NDLOCR-Lite vs. Qwen3.5 Direct Image Reading

Same image (1963 staff manual) comparison:

Location	NDLOCR-Lite	Qwen3.5 direct image
(z) / (2)	(z)	(2)
送付雪 / 送付管	送付雪	送付管
投入ロ / 投入口	投入ロ	投入口
投入優 / 投入後	投入優	投入後
待成 / 待機	待成	待機
気送子送子管	気送子送子管	気送子送子管
一方交通	一方交通	一方交通
受けー方 / 受け一方	受けー方	受け一方

Qwen3.5 correctly reads “(z)→(2)”, “送付雪→送付管”, “投入ロ→投入口”, “投入優→投入後”, and “待成→待機” from the image where NDLOCR-Lite misread them. “(z)→(2)” in particular was never gotten right by any text-based correction LLM — it took seeing the image.

“一方交通” and “気送子送子管” remain misread even by Qwen3.5’s direct image reading. For visually similar character confusion (ロ→口), LLMs outperform OCR, but vocabulary-level judgments (一方交通→一方通行) are stronger with text correction like Swallow.

Feeding Both Image and OCR Text Together

Would passing both the image and OCR text for “compare against the image and correct” yield better accuracy?

prompt = f'''The following is text OCR'd from this image.
Compare with the image and output only the corrected text. No explanations.

{ocr_text}'''

# Same as above with base64 image in the messages

Three-way comparison:

Location	Image only	Text only	Image + OCR text
(z)	(2)	(z)	(z)
送付雪	送付管	送付管	送付管
投入ロ	投入口	投入口	投入口
投入優	投入後	投入時	投入後
5.3./心	5,3,1	5.3. の	5、3、1
待成	待機	待機	待機
気送子送子管	気送子送子管	気送子送付管	気送子送子管
一方交通	一方交通	一方交通	一方交通
受けー方	受け一方	受け入れ方	受け一方

Something interesting happened. When image-only correctly read “(z)→(2)”, passing the OCR text alongside it reverted back to “(z)” — unchanged. The LLM was anchored by the OCR text, apparently reading the image and concluding “yes, it says (z).”
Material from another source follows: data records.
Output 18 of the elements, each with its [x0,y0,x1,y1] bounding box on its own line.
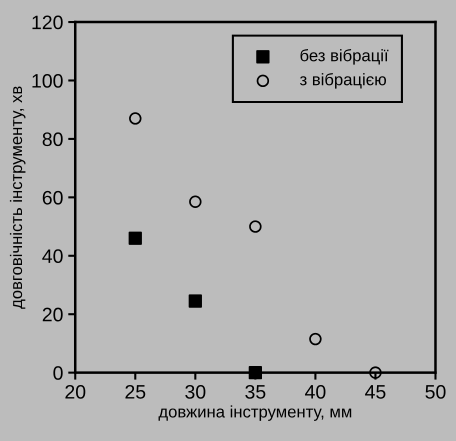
x-tick-label: 20 [65,384,86,399]
x-axis-title: довжина інструменту, мм [158,405,352,421]
y-axis-title: довговічність інструменту, хв [10,86,26,309]
x-tick-label: 35 [245,384,266,399]
legend-label: без вібрації [300,48,388,65]
x-tick-label: 40 [305,384,326,399]
y-tick-label: 0 [53,366,63,380]
y-tick-label: 100 [32,74,63,88]
x-tick-label: 25 [125,384,146,399]
y-tick-label: 40 [42,249,63,264]
legend-label: з вібрацією [300,72,386,89]
x-tick-label: 50 [425,384,446,399]
y-tick-label: 80 [42,132,63,146]
x-tick-label: 30 [185,384,206,399]
y-tick-label: 60 [42,190,63,205]
x-tick-label: 45 [365,385,386,399]
y-tick-label: 20 [42,308,63,322]
y-tick-label: 120 [32,16,63,30]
Showing the LLM an “answer key” upfront causes it to anchor there. Reading the image alone, without preconceptions, can actually produce better results. The same effect humans experience when checking someone else’s work after seeing their answers first also happens with LLMs.
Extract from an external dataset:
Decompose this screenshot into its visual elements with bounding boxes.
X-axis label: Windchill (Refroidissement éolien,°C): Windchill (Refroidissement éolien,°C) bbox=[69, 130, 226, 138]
Ground Truth: What a Human Saw

At this point I actually looked at the original image to document what a human eye sees:

Location	NDLOCR-Lite	Qwen3.5 direct	Swallow	Human
(z) / (2)	(z)	(2)	—	(2)
送付雪 / 送付管	送付雪	送付管	装置	送付管
投入ロ / 投入口	投入ロ	投入口	投入口	投入口
投入優	投入優	投入後	投入後	投入後
5 3.1 / 5,3,1	.5 3.1	5,3,1	—	5、3、1
待成 / 待機	待成	待機	待機	待機
気送子送子管	気送子送子管	気送子送子管	気送子送管	気送子送子管
一方交通	一方交通	一方交通	~~一方通行~~	一方交通
受けー方 / 受け一方	受けー方	受け一方	~~受け側~~	受け一方

“5、3、1” was a surprise. From the text alone it looks like section number “5.3.1”, but Figure 2 shows a diagram with three tubes labeled “5 floors”, “3 floors”, “1 floor” — tubes dropping to the 5th, 3rd, and 1st floor stations. “5、3、1の各層ステーション” (stations at floors 5, 3, and 1) is correct. Qwen3.5’s direct image reading produced “5,3,1” because it was actually looking at the diagram — while the text-correction LLM’s “5.3.1” is actually wrong. Information visible in the diagram can’t be recovered from text alone.
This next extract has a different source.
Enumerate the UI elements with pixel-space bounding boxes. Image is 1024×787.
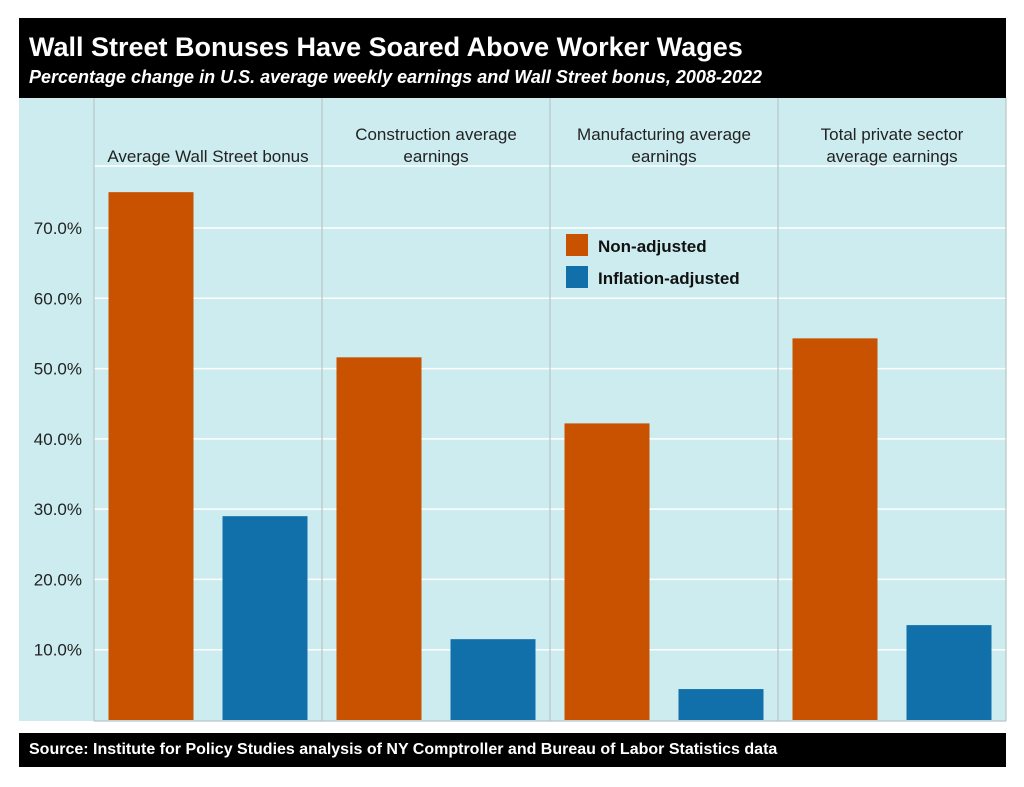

“一方交通” and “受け一方” appear in the original document as-is. Swallow’s corrections to “一方通行” and “受け側” are modernizations of 1963 vocabulary, not OCR error corrections — literally rewriting the original.

LLMs can’t distinguish between “correcting an OCR misread” and “updating archaic modern language to contemporary phrasing.” In 60-year-old documents, the vocabulary and expressions are of that era, and correcting them with a modern Japanese sensibility rewrites the original. Even with explicit prompting to “respect original vocabulary and only fix obvious misreads,” this can’t be fully prevented.

Best Combination

Based on these results, maximizing accuracy requires a three-stage pipeline:

NDLOCR-Lite for OCR (fast, includes coordinate data)
Qwen3.5 direct image reading for cross-referencing (catches what OCR misses)
Text-based LLM (Swallow, etc.) for vocabulary-level corrections

Image + OCR text combined input looks appealing but risks the LLM anchoring on OCR misreads. Processing each independently then cross-referencing produces better accuracy overall.

That said, stage 3 text correction risks “rewriting historically accurate original text into modern Japanese” for older documents. Don’t take LLM correction output at face value — a final human check against the original image is unavoidable. The practical division of labor: LLM narrows down the diffs, human confirms them.